É uma pena que a associação de solitário a triste quase sempre seja imediata, inclusive quando escrevi o título acima foi o que pensei, se a visita é solitária, é triste, no entanto não poderia estar mais errado.
Ela tem 19 anos, é a primeira viagem totalmente solo dela para outra cidade e, dizendo assim, até parece que é mais uma filha da superproteção elitista, não poderia estar mais errado, é mais o resultado de uma família que se ama e caminha junta. Em minha experiência pessoal essa é uma rara família… Ainda que menos rara do que quando eu era criança há 40 anos. Famílias e o delírio de que eram esferas de amor e proteção… Mas a dela é.
Abro a porta e lá está, bem mais alta que eu, aquela guria de 6 aninhos de idade que corria com a amiga por baixo das mesas dos restaurantes balançando as cadeiras gritando “terremoto! terremoto!”enquanto filmava.
Ficamos pensando… Quando foi mesmo que aquela criança virou essa mulher independente? Algumas vezes temos dificuldade em perceber a passagem do tempo e parece que as pessoas se transformam da noite para o dia.
Sentamos os três na sala, nossa nova amiga canina, um dos motivos da visita, late um bocado até se adaptar à nova humana, mas foi rapidamente vencida pela simpatia.
Brincamos com a Alexa, a da Amazon, a amiga canina se chama Lupita, fazendo perguntas, pedindo músicas e rindo do sotaque ainda confuso da robô. “Tocando carpete ofi ti saco”.
Mal lembro dos assuntos, a visita foi há dois dias, ficaram mais as sensações e emoções do fluxo de visões, risadas, experiências e o processo franco de transformação dos gestos ainda adolescentes e das reflexões agudas no sentido de atravessarem muros de estereótipos do passado já obsoletos.
A juventude é algo luminoso, ao menos quando ela é livre e tem perspectiva.
Até pouco tempo eu dizia que existe a síndrome da morte aos 24 anos, que as pessoas deixam de de transformar nessa idade e vão se tornando versões rígidas das adolescentes que foram, mas tenho visto essa idade se expandir, encontro cada vez mais jovens de 40, 50 anos. É! A amiga tem uma longa vida pela frente, que bom!
Tardes de outono. Sabe como é? Aquelas que passam com temperatura amena, uma brisa agradável, o presente nos envolvendo maternalmente deixando o passado e o futuro, sempre meio tensos, à distância?
Assim são os melhores encontros com amigos e assim foi a visita da jovem amiga, um fragmento de outono…
Você pode preferir a primavera, mas… não sei… Ela é linda, a primavera, não me entenda mal, mas talvez seja porque o outono vem depois do cansaço do verão e nos prepara para o recolhimento do inverno e a primavera vem cheia de pressa e já com a expectativa dos dias quentes de verão… Pode ser isso! Coisa de quem vive onde o inverno é um verão fresco hehehe!

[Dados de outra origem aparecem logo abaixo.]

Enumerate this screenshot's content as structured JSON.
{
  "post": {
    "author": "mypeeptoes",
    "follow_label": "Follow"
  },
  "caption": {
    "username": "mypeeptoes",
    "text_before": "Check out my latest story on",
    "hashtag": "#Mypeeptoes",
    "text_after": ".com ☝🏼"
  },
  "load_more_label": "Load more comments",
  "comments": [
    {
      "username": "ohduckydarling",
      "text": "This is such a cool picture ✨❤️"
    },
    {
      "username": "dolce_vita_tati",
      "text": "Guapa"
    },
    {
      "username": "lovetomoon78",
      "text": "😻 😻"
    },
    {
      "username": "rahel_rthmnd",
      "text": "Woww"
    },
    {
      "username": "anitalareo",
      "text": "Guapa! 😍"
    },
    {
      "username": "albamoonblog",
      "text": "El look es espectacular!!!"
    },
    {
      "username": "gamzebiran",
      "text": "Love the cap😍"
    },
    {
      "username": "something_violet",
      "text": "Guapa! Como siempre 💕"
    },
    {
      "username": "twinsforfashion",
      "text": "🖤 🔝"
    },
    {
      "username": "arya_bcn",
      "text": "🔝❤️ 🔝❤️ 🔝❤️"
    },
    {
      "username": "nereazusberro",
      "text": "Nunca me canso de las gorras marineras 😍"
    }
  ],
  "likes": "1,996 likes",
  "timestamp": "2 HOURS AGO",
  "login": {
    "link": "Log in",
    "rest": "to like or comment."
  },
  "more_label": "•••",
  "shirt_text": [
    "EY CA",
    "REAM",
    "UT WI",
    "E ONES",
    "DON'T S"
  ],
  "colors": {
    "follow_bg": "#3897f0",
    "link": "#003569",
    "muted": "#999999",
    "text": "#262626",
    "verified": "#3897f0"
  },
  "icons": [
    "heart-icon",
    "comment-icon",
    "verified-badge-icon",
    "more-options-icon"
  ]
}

– Alexa, como está o tempo em São Paulo? – era o destino da amiga logo mais, por volta das 19h. Pouco depois do avião dela decolar cairia no Rio a pior chuva em 22 anos e com a cidade menos preparada que na época por suas péssimas administrações.

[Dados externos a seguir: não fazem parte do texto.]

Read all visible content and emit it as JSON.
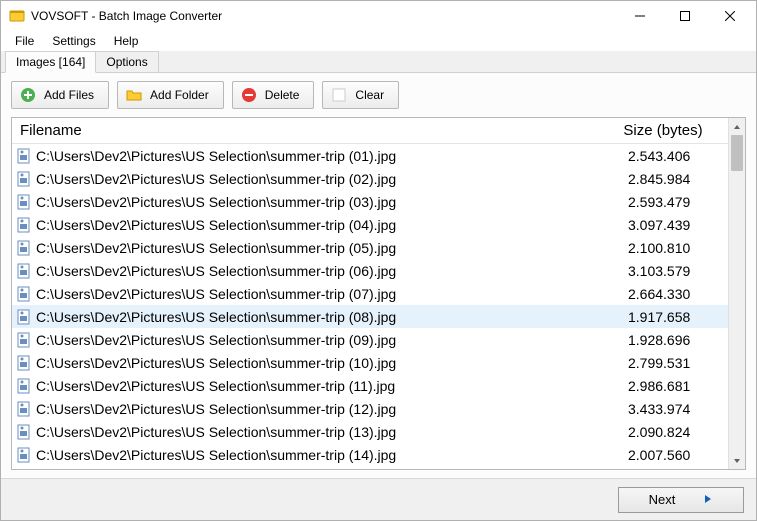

– Está 20 graus, previsão de chuvas e trovoadas… – Responde a voz meio humana, meio robô da Alexa. É em Sampa também choveria, mas sem traumas.
Os três soltamos suspiros de alívio pelo clima ameno, felizes porque o Rio, como sempre, vinha quente, você sabe, aquela temperatura que não seria quente se o ar não fosse tão úmido que parece colar em nossa pele como uma aura nebulosa de calor.
Com um pouco de arte os bons encontros nunca terminam, ecoam em nossa memória sempre que nos lembramos que sempre há beleza no tempo que vivemos ainda que sejam tempos de transição quando já estamos lançando olhares ansiosos para um futuro muito melhor porque o passado se tornou obsoleto, mas continua nos cercando.
A amiga já está em sua cidade, mas volto aqui à visita da viajante solitária cercada de amigas, e desenho em palavras para compartilhar e materializar o momento para outras pessoas, com sorte lembrar outras pessoas de visitas como essa.